Remetendo à Teoria das Idéias do livro VII, o raciocínio de Sócrates segue com a constatação de que somente colocando à frente de si a parte racional e buscando conhecer o mais alto é possível atingir o conhecimento verdadeiro do ser, conhecimento esse que supera os simulacros e opiniões baseadas no aparente. Com efeito, as outras duas constituições internas não são capazes de atingir esse patamar, ficando aquém dessa plenitude. E quando não se busca o conhecimento verdadeiro, vivendo à mercê de simulacros, desejos e opiniões, os homens acabam por competir e destruir-se mutuamente.
Em síntese, quanta mais longe da razão, mais longe se está da lei e da ordem e, portanto, mais perto da tirania, tanto no público quanto no particular. Assim, o tirano é o que mais dista dos prazeres verdadeiros, frutos do conhecimento do ser. É por isso que a vida do rei fazendo referência ao rei filósofo, governante divino de sua cidade, é infinitamente mais agradável.

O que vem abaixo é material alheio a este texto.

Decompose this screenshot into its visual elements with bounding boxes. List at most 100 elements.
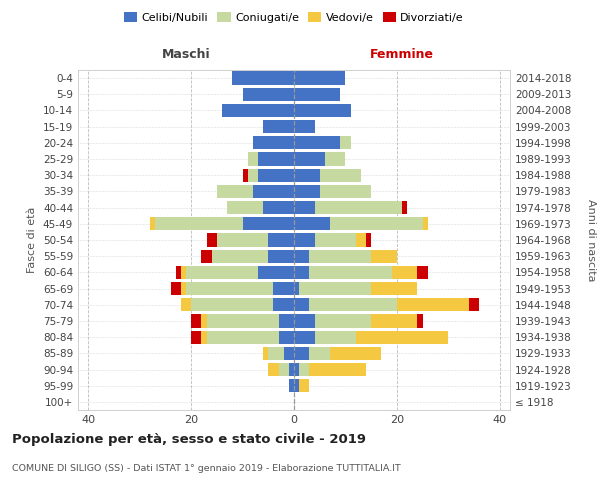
Bar — [253, 185, 294, 198]
Bar — [268, 234, 294, 246]
Bar — [268, 346, 284, 360]
Bar — [294, 104, 350, 117]
Bar — [253, 136, 294, 149]
Bar — [186, 282, 274, 295]
Bar — [310, 266, 392, 279]
Bar — [202, 314, 206, 328]
Bar — [170, 282, 181, 295]
Bar — [299, 282, 371, 295]
Bar — [268, 363, 278, 376]
Bar — [294, 152, 325, 166]
Text: Maschi: Maschi — [161, 48, 211, 62]
Bar — [248, 168, 258, 182]
Bar — [242, 88, 294, 101]
Bar — [397, 298, 469, 312]
Bar — [284, 346, 294, 360]
Bar — [278, 330, 294, 344]
Bar — [263, 201, 294, 214]
Bar — [310, 298, 397, 312]
Bar — [418, 314, 422, 328]
Bar — [263, 346, 268, 360]
Bar — [330, 217, 422, 230]
Bar — [294, 250, 310, 263]
Bar — [314, 314, 371, 328]
Bar — [299, 379, 310, 392]
Bar — [181, 298, 191, 312]
Bar — [294, 266, 310, 279]
Bar — [289, 363, 294, 376]
Bar — [310, 250, 371, 263]
Bar — [325, 152, 346, 166]
Bar — [274, 298, 294, 312]
Bar — [227, 201, 263, 214]
Bar — [294, 136, 340, 149]
Bar — [310, 363, 366, 376]
Bar — [469, 298, 479, 312]
Bar — [258, 152, 294, 166]
Bar — [371, 250, 397, 263]
Bar — [278, 314, 294, 328]
Bar — [371, 282, 418, 295]
Bar — [294, 282, 299, 295]
Bar — [258, 266, 294, 279]
Bar — [294, 298, 310, 312]
Bar — [314, 234, 356, 246]
Bar — [294, 314, 314, 328]
Bar — [232, 72, 294, 85]
Bar — [191, 330, 202, 344]
Legend: Celibi/Nubili, Coniugati/e, Vedovi/e, Divorziati/e: Celibi/Nubili, Coniugati/e, Vedovi/e, Di… — [119, 8, 469, 28]
Bar — [320, 168, 361, 182]
Bar — [242, 217, 294, 230]
Bar — [242, 168, 248, 182]
Bar — [294, 168, 320, 182]
Bar — [186, 266, 258, 279]
Bar — [202, 330, 206, 344]
Bar — [294, 185, 320, 198]
Bar — [294, 201, 314, 214]
Bar — [217, 185, 253, 198]
Bar — [294, 88, 340, 101]
Bar — [294, 217, 330, 230]
Bar — [155, 217, 242, 230]
Bar — [366, 234, 371, 246]
Bar — [222, 104, 294, 117]
Bar — [206, 234, 217, 246]
Text: Femmine: Femmine — [370, 48, 434, 62]
Bar — [176, 266, 181, 279]
Text: COMUNE DI SILIGO (SS) - Dati ISTAT 1° gennaio 2019 - Elaborazione TUTTITALIA.IT: COMUNE DI SILIGO (SS) - Dati ISTAT 1° ge… — [12, 464, 401, 473]
Bar — [340, 136, 350, 149]
Bar — [191, 298, 274, 312]
Bar — [314, 201, 402, 214]
Bar — [422, 217, 428, 230]
Bar — [330, 346, 382, 360]
Bar — [181, 266, 186, 279]
Bar — [310, 346, 330, 360]
Bar — [356, 234, 366, 246]
Bar — [371, 314, 418, 328]
Bar — [191, 314, 202, 328]
Bar — [206, 330, 278, 344]
Bar — [263, 120, 294, 134]
Bar — [212, 250, 268, 263]
Bar — [150, 217, 155, 230]
Bar — [274, 282, 294, 295]
Bar — [294, 363, 299, 376]
Bar — [294, 379, 299, 392]
Bar — [294, 234, 314, 246]
Bar — [320, 185, 371, 198]
Bar — [202, 250, 212, 263]
Bar — [258, 168, 294, 182]
Bar — [278, 363, 289, 376]
Bar — [181, 282, 186, 295]
Y-axis label: Anni di nascita: Anni di nascita — [586, 198, 596, 281]
Bar — [356, 330, 448, 344]
Bar — [402, 201, 407, 214]
Bar — [294, 72, 346, 85]
Bar — [289, 379, 294, 392]
Bar — [217, 234, 268, 246]
Bar — [248, 152, 258, 166]
Bar — [294, 330, 314, 344]
Bar — [294, 120, 314, 134]
Bar — [418, 266, 428, 279]
Bar — [206, 314, 278, 328]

Nesse ponto, segundo Sócrates, já se pode concluir que, ao contrário da afirmação da tese de Trasímaco, a justiça é muito mais útil e prazerosa que a injustiça. Usando a figura devem ser formados por partes de muitos animais, porém revestido da aparência do homem, Sócrates ilustra justiça e a injustiça em seu interior. Com relação ao injusto, é como se nutrisse apenas as feras, e enfraquecesse a parte humana, ou seja, a razão, sendo dominado por ímpetos e desejos. Já o homem justo age de modo diferente, pois cuida da parte humana, que tem mais poder sobre o todo de sua alma, e domina seus ímpetos.
Tem-se demonstrado o fato de a justiça se antepor à injustiça, tanto na questão de sua utilidade quanto do prazer que proporciona.
Voltando à esfera pública e à cidade perfeita, a discussão retorna à questão da natureza do governante ao colocar a seguinte questão: não seria infinitamente melhor ser governado por um governante divino, o melhor entre os melhores, que por um tirano? (590 d). Um governante não deve governar para prejuízo dos cidadãos (conforme afirmara Trasímaco), pelo contrário, deve ter em mente o bem da cidade como um todo. Sendo assim, para qualquer um é melhor ser governado por alguém, divino e sábio. Na medida em que tal governante obedece à constituição da cidade, forjada conforme seu próprio bem.
Finalmente, um homem justo tal qual sua cidade segue a razão e busca sempre a virtude, levando uma vida temperante e sábia. Se cuida da saúde e do corpo, não é somente por cultivá-lo, mas para ter entre corpo e alma a mesma harmonia que mantém as partes de sua alma entre si. Ainda, a mesma atitude com relação às riquezas e honras, agindo para com elas segundo sua constituição interna, que é conforme a de sua cidade.
Tendo a discussão chegado ao termo naquilo em que se propôs, a saber, distinguir com clareza a justiça e a injustiça no interior do homem que detém uma ou outra, assim como o que disso decorre, o que se vê no último livro da obra – o livro X – é uma retomada da questão concernente ao lugar da poesia na cidade perfeita. Questão essa que vêm, à luz das discussões anteriores, de uma outra forma no que diz respeito à sua formulação, porém aprofundada, mantendo o que, já concluído, precedeu a construção da cidade perfeita.
Bibliografia
Platão, A República; tradução de Ana Lia de Almeida Prado; Martins Fontes, 2006.